Frances E. Kalbacher was born in the Bronx on June 1, 1927. Her parents died when she was very young, and she and her brother were brought up by their grandmother.
Her family said she graduated from high school at the age of 16 and went on to secretarial school. She excelled there, becoming so skilled she could type 120 words per minute on a manual typewriter. She was employed as an executive secretary at the historic Biltmore Hotel in New York City and later did secretarial work for several automotive dealerships in the greater New York area.
She was introduced by Henry and Grace Sierp to Robert Kalbacher, a recently discharged Air Force officer. The couple married in 1957. They moved full time to East Hampton in 1963 and had two sons.

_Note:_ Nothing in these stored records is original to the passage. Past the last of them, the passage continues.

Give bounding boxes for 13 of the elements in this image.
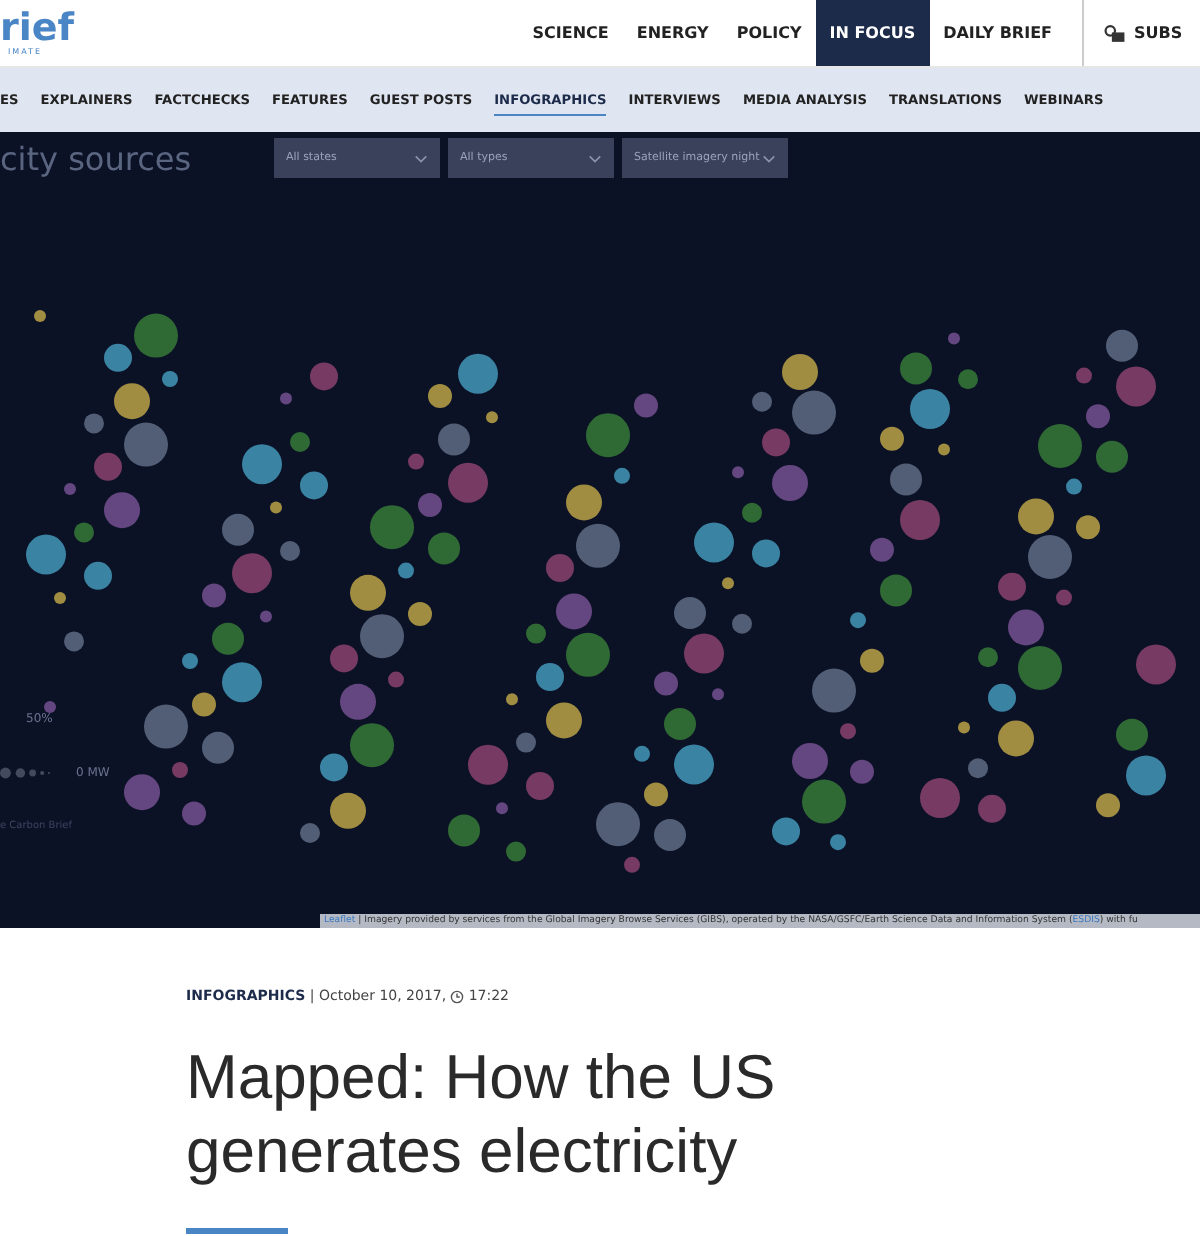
chevron-icon [414, 153, 428, 163]
clock-icon [450, 989, 465, 1003]
chevron-icon [762, 153, 776, 163]
nav-link[interactable]: POLICY [722, 0, 816, 66]
nav-link[interactable]: ENERGY [622, 0, 723, 66]
nav-link[interactable]: IN FOCUS [815, 0, 930, 66]
map-title: city sources [0, 139, 194, 177]
subscribe-link[interactable]: SUBS [1134, 24, 1183, 42]
chevron-icon [588, 153, 602, 163]
nav-link[interactable]: DAILY BRIEF [929, 0, 1066, 66]
logo-text[interactable]: rief [0, 10, 120, 46]
nav-link[interactable]: SCIENCE [518, 0, 623, 66]
article-title: Mapped: How the US generates electricity [186, 1040, 778, 1188]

Mr. Kalbacher traveled extensively throughout the country working for British Leyland Motors and Volvo, leaving Mrs. Kalbacher to raise their two sons mostly by herself. When he was at home with the family on weekends, there would be boating and fishing trips and barbecues, and a weekly Saturday-night ritual of poker games with friends and relatives. Mr. Kalbacher died in 2014.
In the late 1970s and early 1980s, Mrs. Kalbacher worked as an assistant to Enez Whipple, then the executive director of Guild Hall. She volunteered on the East Hampton Narcotics Guidance Council and was a founding member of the East Hampton Power Squadron, for which she served as a vice commodore and secretary. She was religious about attending her Wednesday night bowling league and was usually a high-hook with a fishing rod, her family said.
The auto repair shop that the Kalbachers started in 1978 continues to serve the community under the ownership of one of their sons, Robert Kalbacher of East Hampton. Mrs. Kalbacher leaves another son, Richard Kalbacher, also of East Hampton, and four grandchildren, Dakota Kalbacher of Southampton, Jade Kalbacher of Miami, and Matthew Kalbacher and Christopher Kalbacher of East Hampton. A brother, George, died before her.
Mrs. Kalbacher was cremated; her family plans to scatter her ashes in Gardiner’s Bay. Her family will receive visitors tomorrow from 2 to 4 and 6 to 8 p.m. at the Yardley and Pino Funeral Home in East Hampton. The family has suggested memorial donations to St. Michael’s Lutheran Church, online at hamptonslutheran.org, or to the Peconic Bay Power Squadron, pbps.us.